Essa cadeia começou a entrar em colapso, inclusive pra seguradora. As agências de risco estavam querendo tirar o AAA das seguradoras, e começaram a aparecer algumas carteiras podres. Quando tem uma crise desse tipo, o banco não financia sua posição em ativos ou se seu CDO começa a cair, tem que fazer uma chamada de imagem, colocar uma garantia de que vai pagar o empréstimo que feito pra sustentar a posição no CDO. Como ele paga uma chamada de imagem? Ou pega do capital próprio – se estiver muito alavancado [apostando além de sua capacidade] não dá – ou vai ao banco que empresta pra ele pagar. O que faz o Fed? Melhora as condições em que ele empresta as reservas pro sistema bancário, então os bancos ficam entupidos de liquidez. Eles recuperam suas reservas mas não emprestam pra ninguém, nem entre eles. O [mercado] interbancário não funciona. Quando chega no final do dia, tem um banco que está devedor e outro que está credor e,
em situação normal, eles trocam reservas. Agora, você não sabe como está o vizinho, se está podre ou não. Se isso não funciona, o sistema não roda. Só o [Milton] Friedman achava que funcionava, os quantitativistas, uns imbecis totais.
O dinheiro é uma relação de propriedade. Ele só é emitido no capitalismo se o banco alavanca e empresta o múltiplo daquilo para que as famílias possam se endividar. A moeda de crédito é inerente ao capitalismo, o cara só compra um bem de capital ou um ativo qualquer se você acha que vai ficar ilíquido diante de um ativo que vai te render ao longo do tempo, senão você não vai arriscar sua liquidez, vai ficar travado. Os EUA estão travados.

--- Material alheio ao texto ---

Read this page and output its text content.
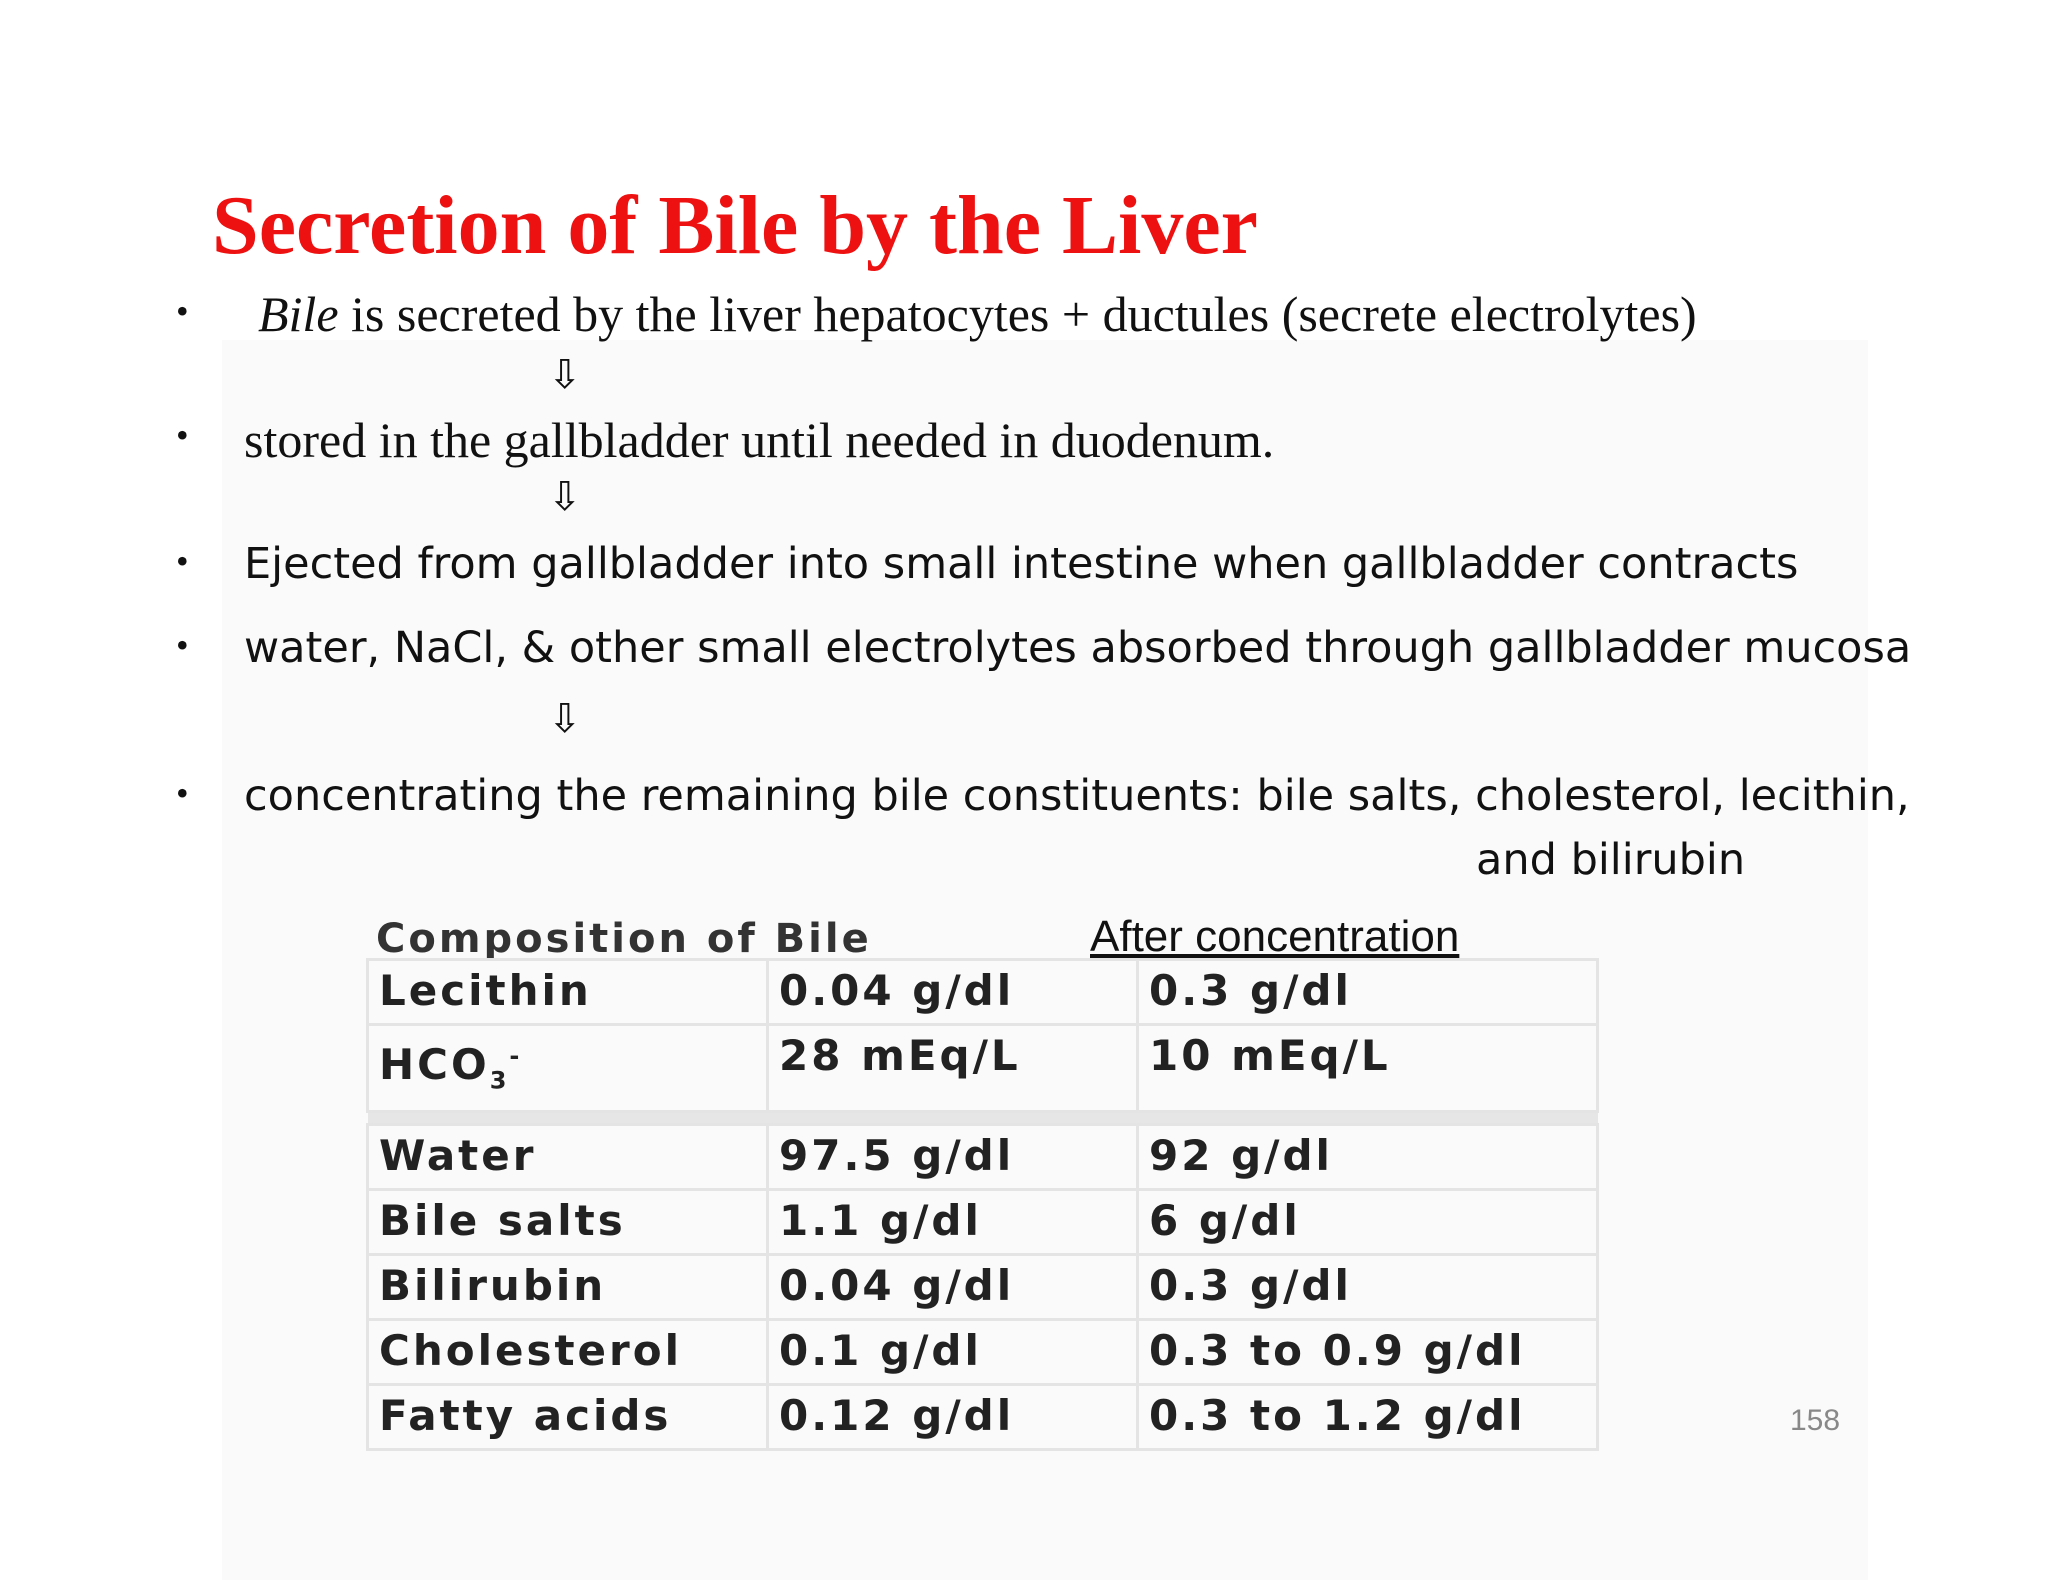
Secretion of Bile by the Liver
• Bile is secreted by the liver hepatocytes + ductules (secrete electrolytes)
⇩
• stored in the gallbladder until needed in duodenum.
⇩
• Ejected from gallbladder into small intestine when gallbladder contracts
• water, NaCl, & other small electrolytes absorbed through gallbladder mucosa
⇩
• concentrating the remaining bile constituents: bile salts, cholesterol, lecithin,
and bilirubin
Composition of Bile	After concentration
Lecithin	0.04 g/dl	0.3 g/dl
$HCO_3^-$	28 mEq/L	10 mEq/L

Water	97.5 g/dl	92 g/dl
Bile salts	1.1 g/dl	6 g/dl
Bilirubin	0.04 g/dl	0.3 g/dl
Cholesterol	0.1 g/dl	0.3 to 0.9 g/dl
Fatty acids	0.12 g/dl	0.3 to 1.2 g/dl	158
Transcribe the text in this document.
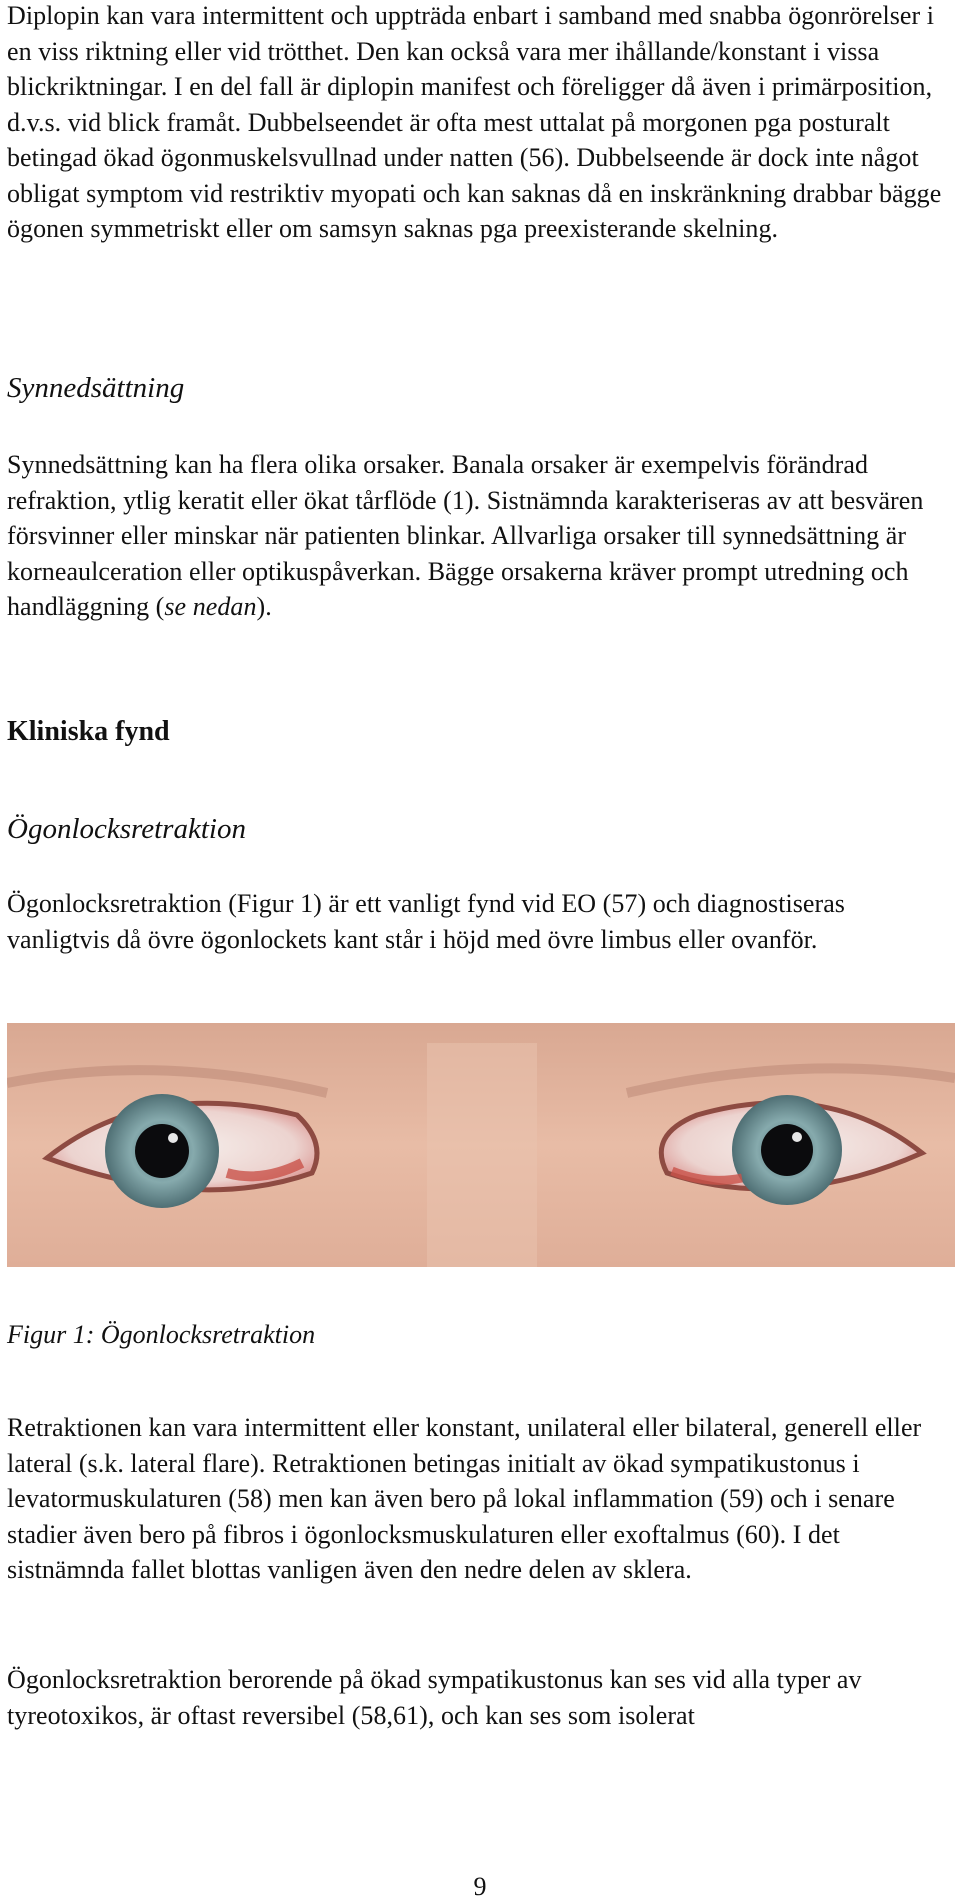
Diplopin kan vara intermittent och uppträda enbart i samband med snabba ögonrörelser i en viss riktning eller vid trötthet. Den kan också vara mer ihållande/konstant i vissa blickriktningar. I en del fall är diplopin manifest och föreligger då även i primärposition, d.v.s. vid blick framåt. Dubbelseendet är ofta mest uttalat på morgonen pga posturalt betingad ökad ögonmuskelsvullnad under natten (56). Dubbelseende är dock inte något obligat symptom vid restriktiv myopati och kan saknas då en inskränkning drabbar bägge ögonen symmetriskt eller om samsyn saknas pga preexisterande skelning.

Synnedsättning

Synnedsättning kan ha flera olika orsaker. Banala orsaker är exempelvis förändrad refraktion, ytlig keratit eller ökat tårflöde (1). Sistnämnda karakteriseras av att besvären försvinner eller minskar när patienten blinkar. Allvarliga orsaker till synnedsättning är korneaulceration eller optikuspåverkan. Bägge orsakerna kräver prompt utredning och handläggning (se nedan).

Kliniska fynd
Ögonlocksretraktion

Ögonlocksretraktion (Figur 1) är ett vanligt fynd vid EO (57) och diagnostiseras vanligtvis då övre ögonlockets kant står i höjd med övre limbus eller ovanför.

Figur 1: Ögonlocksretraktion

Retraktionen kan vara intermittent eller konstant, unilateral eller bilateral, generell eller lateral (s.k. lateral flare). Retraktionen betingas initialt av ökad sympatikustonus i levatormuskulaturen (58) men kan även bero på lokal inflammation (59) och i senare stadier även bero på fibros i ögonlocksmuskulaturen eller exoftalmus (60). I det sistnämnda fallet blottas vanligen även den nedre delen av sklera.

Ögonlocksretraktion berorende på ökad sympatikustonus kan ses vid alla typer av tyreotoxikos, är oftast reversibel (58,61), och kan ses som isolerat

9
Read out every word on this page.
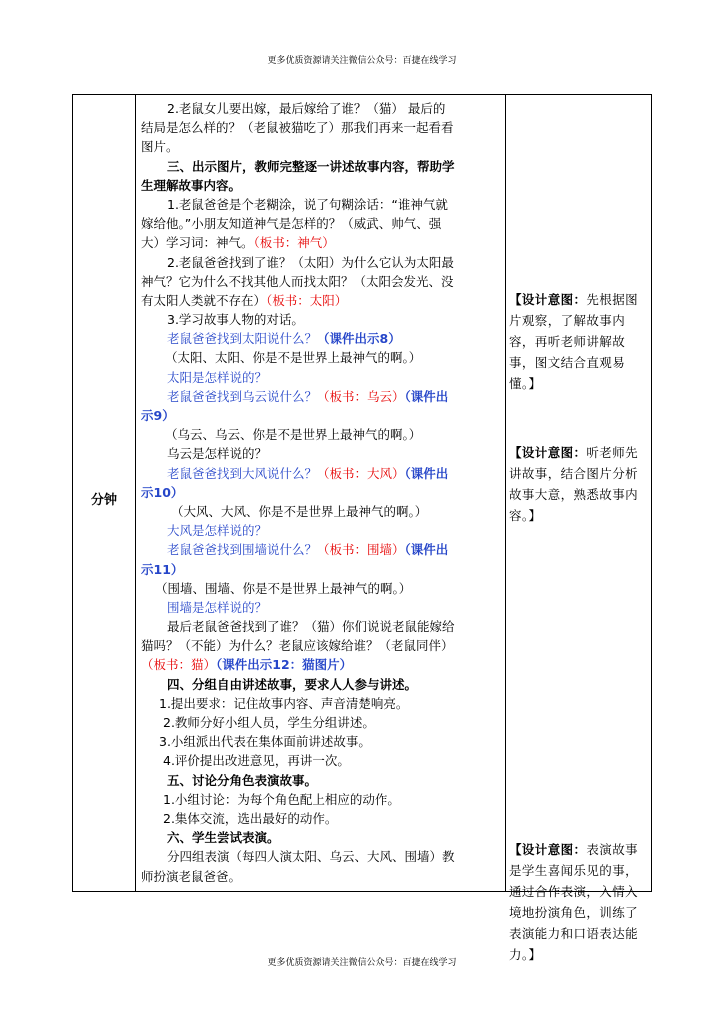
更多优质资源请关注微信公众号：百捷在线学习
分钟
2.老鼠女儿要出嫁，最后嫁给了谁？（猫） 最后的
结局是怎么样的？（老鼠被猫吃了）那我们再来一起看看
图片。
三、出示图片，教师完整逐一讲述故事内容，帮助学
生理解故事内容。
1.老鼠爸爸是个老糊涂，说了句糊涂话：“谁神气就
嫁给他。”小朋友知道神气是怎样的？（威武、帅气、强
大）学习词：神气。（板书：神气）
2.老鼠爸爸找到了谁？（太阳）为什么它认为太阳最
神气？它为什么不找其他人而找太阳？（太阳会发光、没
有太阳人类就不存在）（板书：太阳）
3.学习故事人物的对话。
老鼠爸爸找到太阳说什么？（课件出示8）
（太阳、太阳、你是不是世界上最神气的啊。）
太阳是怎样说的？
老鼠爸爸找到乌云说什么？（板书：乌云）（课件出
示9）
（乌云、乌云、你是不是世界上最神气的啊。）
乌云是怎样说的？
老鼠爸爸找到大风说什么？（板书：大风）（课件出
示10）
（大风、大风、你是不是世界上最神气的啊。）
大风是怎样说的？
老鼠爸爸找到围墙说什么？（板书：围墙）（课件出
示11）
（围墙、围墙、你是不是世界上最神气的啊。）
围墙是怎样说的？
最后老鼠爸爸找到了谁？（猫）你们说说老鼠能嫁给
猫吗？（不能）为什么？老鼠应该嫁给谁？（老鼠同伴）
（板书：猫）（课件出示12：猫图片）
四、分组自由讲述故事，要求人人参与讲述。
1.提出要求：记住故事内容、声音清楚响亮。
2.教师分好小组人员，学生分组讲述。
3.小组派出代表在集体面前讲述故事。
4.评价提出改进意见，再讲一次。
五、讨论分角色表演故事。
1.小组讨论：为每个角色配上相应的动作。
2.集体交流，选出最好的动作。
六、学生尝试表演。
分四组表演（每四人演太阳、乌云、大风、围墙）教
师扮演老鼠爸爸。
【设计意图：先根据图
片观察，了解故事内
容，再听老师讲解故
事，图文结合直观易
懂。】
【设计意图：听老师先
讲故事，结合图片分析
故事大意，熟悉故事内
容。】
【设计意图：表演故事
是学生喜闻乐见的事，
通过合作表演，入情入
境地扮演角色，训练了
表演能力和口语表达能
力。】
更多优质资源请关注微信公众号：百捷在线学习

Futepoca/Diplô – O senhor está sugerindo que sejam facilitadas as condições das famílias?
Belluzzo –
Estou, tem que limpar isso. Na Crise de 29, o endividamento total das famílias era de 40% do PIB. Hoje é mais de 100%. Uma diferença fantástica, o nível de endividamento é fantástico. Por que hoje eles se endividaram? Como as casas estavam se valorizando, usavam a casa como garantia pra fazer um empréstimo, por exemplo, pra comprar um automóvel. A casa se valorizava mais e faziam outro empréstimo em cima do valor da casa. Quando começou a capotar, o que aconteceu? O patrimônio líquido da família fica muito menor do que as suas dívidas. O que o banco faz? Vai lá e pega a casa. Mas o que fazer com aquela casa? Se for vender, deprime ainda mais o preço porque o estoque de casas no mercado é muito grande.
Esse é um problema de inadimplência, não de liquidez. Como são 14 milhões de contratos de devedores, uma parte substancial não vai ser honrada e você tem que fazer como o Getúlio fez em 29, moratória [em 1931]. Isso é doído pra eles [estadunidenses]. Eles pensam “como fazer isso e quebrar os contratos”? Tem que deixar o mercado funcionar. Mas se deixar funcionar, ele vai jogar o preço das casas lá embaixo. O governo tem que entrar, reestruturar as dívidas e comprar os papéis que estão podres. Tem um artigo do [Paul] Krugman muito interessante em que um corretor sustenta que comprar os papéis, tudo bem, porque depois o preço recupera e o governo pode vender com alguma vantagem. Já perdoar os devedores... Estou repetindo o que o Krugman escreveu com grande irritação.
A coisa é muito clara: vai ter que ter uma operação de salvamento, com uma intervenção do Estado brutal, só comparável ao New Deal. O controle do Fed sobre os bancos vai ter que ser rigoroso.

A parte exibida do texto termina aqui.